The admixture analysis involved using a least-squares optimization approach implemented in the sNMF function of the R package LEA [29, 43]. The number of clusters obtained resulted from the cross-entropy criterion, based on the prediction of a fraction of masked genotypes (matrix completion), and the cross-validation approach. The number of K populations was evaluated from 1 to 6 clusters, with ten replications performed for each run. The best K value was chosen when the cross-entropy curves exhibited a plateau.

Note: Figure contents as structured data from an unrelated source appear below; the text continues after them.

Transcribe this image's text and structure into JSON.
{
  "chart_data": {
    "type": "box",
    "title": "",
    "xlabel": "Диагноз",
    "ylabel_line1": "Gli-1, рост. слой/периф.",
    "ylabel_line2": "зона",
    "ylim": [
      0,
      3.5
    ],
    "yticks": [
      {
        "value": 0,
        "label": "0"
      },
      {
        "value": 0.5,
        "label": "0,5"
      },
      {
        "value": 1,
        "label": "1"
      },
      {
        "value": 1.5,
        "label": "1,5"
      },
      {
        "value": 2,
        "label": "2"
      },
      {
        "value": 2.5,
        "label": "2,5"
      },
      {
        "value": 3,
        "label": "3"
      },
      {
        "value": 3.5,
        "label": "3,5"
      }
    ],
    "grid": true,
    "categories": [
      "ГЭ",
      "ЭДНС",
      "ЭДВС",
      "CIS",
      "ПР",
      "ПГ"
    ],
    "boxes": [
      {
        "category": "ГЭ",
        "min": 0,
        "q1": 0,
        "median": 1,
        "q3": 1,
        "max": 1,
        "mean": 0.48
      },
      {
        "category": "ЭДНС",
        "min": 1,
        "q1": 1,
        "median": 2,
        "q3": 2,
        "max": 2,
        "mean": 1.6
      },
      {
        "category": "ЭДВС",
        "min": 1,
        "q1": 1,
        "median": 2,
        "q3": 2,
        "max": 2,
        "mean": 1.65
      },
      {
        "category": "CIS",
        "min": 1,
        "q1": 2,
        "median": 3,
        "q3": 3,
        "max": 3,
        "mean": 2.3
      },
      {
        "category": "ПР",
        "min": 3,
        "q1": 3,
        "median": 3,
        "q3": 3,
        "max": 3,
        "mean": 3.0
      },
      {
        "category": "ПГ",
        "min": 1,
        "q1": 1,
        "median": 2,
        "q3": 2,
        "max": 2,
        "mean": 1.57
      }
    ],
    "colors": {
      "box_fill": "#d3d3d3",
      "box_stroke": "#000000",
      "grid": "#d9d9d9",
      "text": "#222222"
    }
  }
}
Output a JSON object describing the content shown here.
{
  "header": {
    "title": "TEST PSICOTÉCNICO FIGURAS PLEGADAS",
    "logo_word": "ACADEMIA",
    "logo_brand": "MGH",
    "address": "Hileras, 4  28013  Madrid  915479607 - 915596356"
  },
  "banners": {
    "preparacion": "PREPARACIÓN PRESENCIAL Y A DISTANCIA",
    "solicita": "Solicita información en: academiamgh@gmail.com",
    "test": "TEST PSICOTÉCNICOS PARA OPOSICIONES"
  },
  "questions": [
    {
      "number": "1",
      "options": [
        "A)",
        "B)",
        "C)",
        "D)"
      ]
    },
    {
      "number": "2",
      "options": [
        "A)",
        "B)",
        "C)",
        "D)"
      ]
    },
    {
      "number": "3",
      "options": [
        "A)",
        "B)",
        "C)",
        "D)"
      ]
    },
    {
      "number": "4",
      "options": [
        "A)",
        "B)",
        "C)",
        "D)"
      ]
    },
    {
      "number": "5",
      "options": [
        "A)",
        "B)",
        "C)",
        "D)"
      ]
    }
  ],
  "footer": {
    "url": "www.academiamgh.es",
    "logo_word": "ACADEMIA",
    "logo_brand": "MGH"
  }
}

Detection of pairwise selective sweeps

We used an open-source tool, SweeD 4.0.0 [44], to analyze the site frequency spectrum (the distribution of the expected number of polymorphic sites), for pairwise selective sweep analysis. The selective sweeps between V. corymbosum and each of the wild blueberry species were identified based on the composite likelihood ratio tests. The genes in the selective sweep regions were retrieved from the Draper genome sequence gff file (http://gigadb.org/dataset/100537) using the coding sequence coordinates [28]. The obtained FASTA sequences were annotated using NCBI and TAIR databases to obtain the protein information and Gene Ontology annotation terms (biological process, molecular function, and cellular component). The Arabidopsis homologs were added to understand the annotations of the genes from the selective sweep regions.

TreeMix analysis

To model the gene flow and identify the migration events between the selected blueberry species, we used TreeMix22 v.1.12 [45]). The programs infer population splitting and mixing patterns from genome-wide allele frequency data. For a given set of allele frequencies, the program will return the maximum likelihood tree for the collection of populations and attempt to infer potential gene flow from the residual covariance matrix. In this study, we used five migration events for modeling.